Joseph McCabe (1867-1955) was one of the most prolific authors of all time. He was brought up as a Roman Catholic, worked on Latin documents, and made himself very well-informed about Christianity, but turned against it. But he was extremely naive about Jews; bear this in mind.

Click for Detailed notes on McCabe - scroll down for selections from A Rationalist Encyclopaedia (1948).

Here's the full A Rationalist Encyclopaedia (about 1.3 MBytes; Word format; includes notes on some of its limits)

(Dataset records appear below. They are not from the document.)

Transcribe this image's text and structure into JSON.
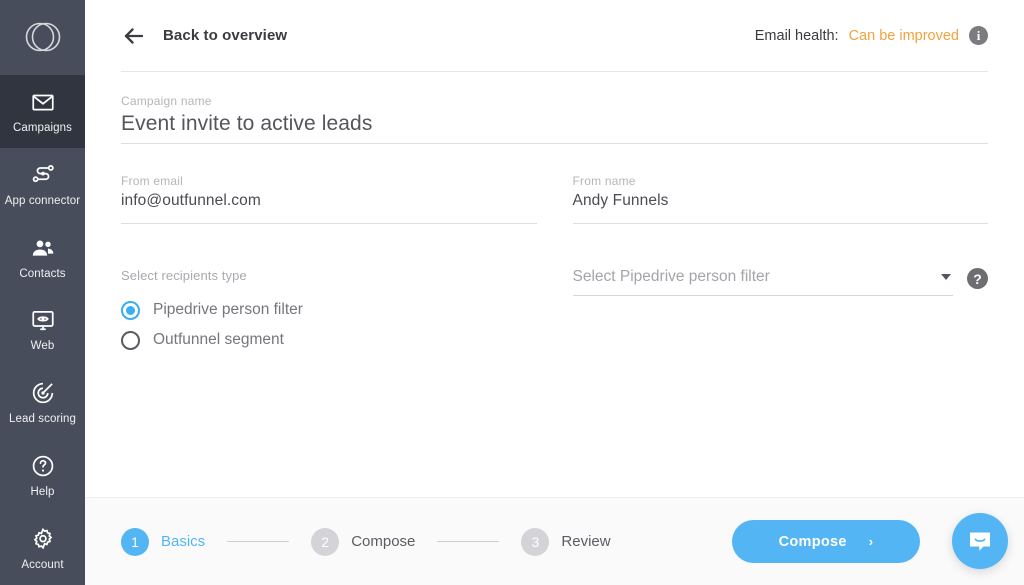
{
  "sidebar": {
    "logo_name": "outfunnel-logo",
    "items": [
      {
        "id": "campaigns",
        "label": "Campaigns",
        "icon": "envelope-icon",
        "active": true
      },
      {
        "id": "app-connector",
        "label": "App connector",
        "icon": "connector-icon",
        "active": false
      },
      {
        "id": "contacts",
        "label": "Contacts",
        "icon": "people-icon",
        "active": false
      },
      {
        "id": "web",
        "label": "Web",
        "icon": "monitor-eye-icon",
        "active": false
      },
      {
        "id": "lead-scoring",
        "label": "Lead scoring",
        "icon": "target-icon",
        "active": false
      },
      {
        "id": "help",
        "label": "Help",
        "icon": "question-circle-icon",
        "active": false
      },
      {
        "id": "account",
        "label": "Account",
        "icon": "gear-icon",
        "active": false
      }
    ]
  },
  "header": {
    "back_label": "Back to overview",
    "back_icon": "arrow-left-icon",
    "health_label": "Email health:",
    "health_value": "Can be improved",
    "health_info_icon": "i",
    "health_color": "#f3a23c"
  },
  "form": {
    "campaign_name": {
      "label": "Campaign name",
      "value": "Event invite to active leads",
      "placeholder": "Campaign name"
    },
    "from_email": {
      "label": "From email",
      "value": "info@outfunnel.com",
      "placeholder": "From email"
    },
    "from_name": {
      "label": "From name",
      "value": "Andy Funnels",
      "placeholder": "From name"
    },
    "recipients": {
      "label": "Select recipients type",
      "options": [
        {
          "label": "Pipedrive person filter",
          "selected": true
        },
        {
          "label": "Outfunnel segment",
          "selected": false
        }
      ]
    },
    "person_filter": {
      "placeholder": "Select Pipedrive person filter",
      "value": "",
      "caret_icon": "chevron-down-icon",
      "help_icon": "?"
    }
  },
  "footer": {
    "steps": [
      {
        "number": "1",
        "name": "Basics",
        "active": true
      },
      {
        "number": "2",
        "name": "Compose",
        "active": false
      },
      {
        "number": "3",
        "name": "Review",
        "active": false
      }
    ],
    "primary_button": {
      "label": "Compose",
      "chevron": "›"
    }
  },
  "chat": {
    "launcher_icon": "chat-smile-icon"
  },
  "colors": {
    "accent_blue": "#54b5f5",
    "radio_blue": "#39aef0",
    "warning_orange": "#f3a23c",
    "sidebar_bg": "#474d5b",
    "sidebar_active_bg": "#31353f",
    "footer_bg": "#fafafb"
  }
}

Damasus, Pope (ruled 366-84).

J. McCabe, Rationalists Encyclopaedia

He is the first Pope, though the thirty-seventh in the list, of whose character or personality we have reliable and fairly ample knowledge. Although he, like nearly all his predecessors, is inscribed in the calendar of Saints, he was a man of unscrupulous character, and his story illustrates the generally low moral quality of the new Church established by Constantine. It is an ironic reflection on Catholic descriptions of the early Roman Church that the only predecessor of Damasus about whom we have some detailed knowledge - left us by his contemporary and rival, Bishop Hippolytus (Refutation of All Heresies, Bk. IX, Ch. VII) - "St." Callistus (217-22), was equally poor in character. By the year 366, when Damasus, a priest of Spanish extraction, obtained the Pontificate, the Roman See was rich. The contemporary and austere Roman writer Ammianus Marcellinus, commenting on the appallingly savage electoral fight for the Papacy which took place, says that the Roman bishops lived like princes (Res Gestae, XXVII, 3) and the intrigue for the position of Pope was fierce. St. Jerome, secretary of Damasus, briefly confirms the account of the massacres in his Chronicle (year 366), and the full and extraordinary story is told by two Roman priests in a petition to the Emperor (in Migne, Libellus Precum, vol. XIII). The only difference between them is whether the supporters of Damasus, at the election, murdered 137 or 160 of his rival's supporters. Some years later, in 378, the Pope was charged in the civil court at Rome with adultery, as the semi-official Pontifical Chronicle admits. Even Mgr. Duchesne (History of the Christian Church, II, 371) falsely says that we do not know the charge, and the Catholic Encyclopaedia, which admits the charge, untruthfully says that the Emperor, on receiving an appeal, tried and acquitted the Pope. The rescript of the docile and youthful Emperor, Gratian, shows that, under pressure from St. Ambrose to avert scandal, he held no trial, but quashed the proceedings. The petitioning priests say that the Pope was familiarly known in his Church as" the tickler of matrons' ears," and Jerome describes the Church as extraordinarily corrupt in both clergy and laity. It was this Pope who reopened the Catacombs, and the highest Catholic authorities admit that his stories of the martyrs were fictitious. Mgr. Duchesne maliciously adds that the quality of the poetry in which he glorified them was as bad as his history.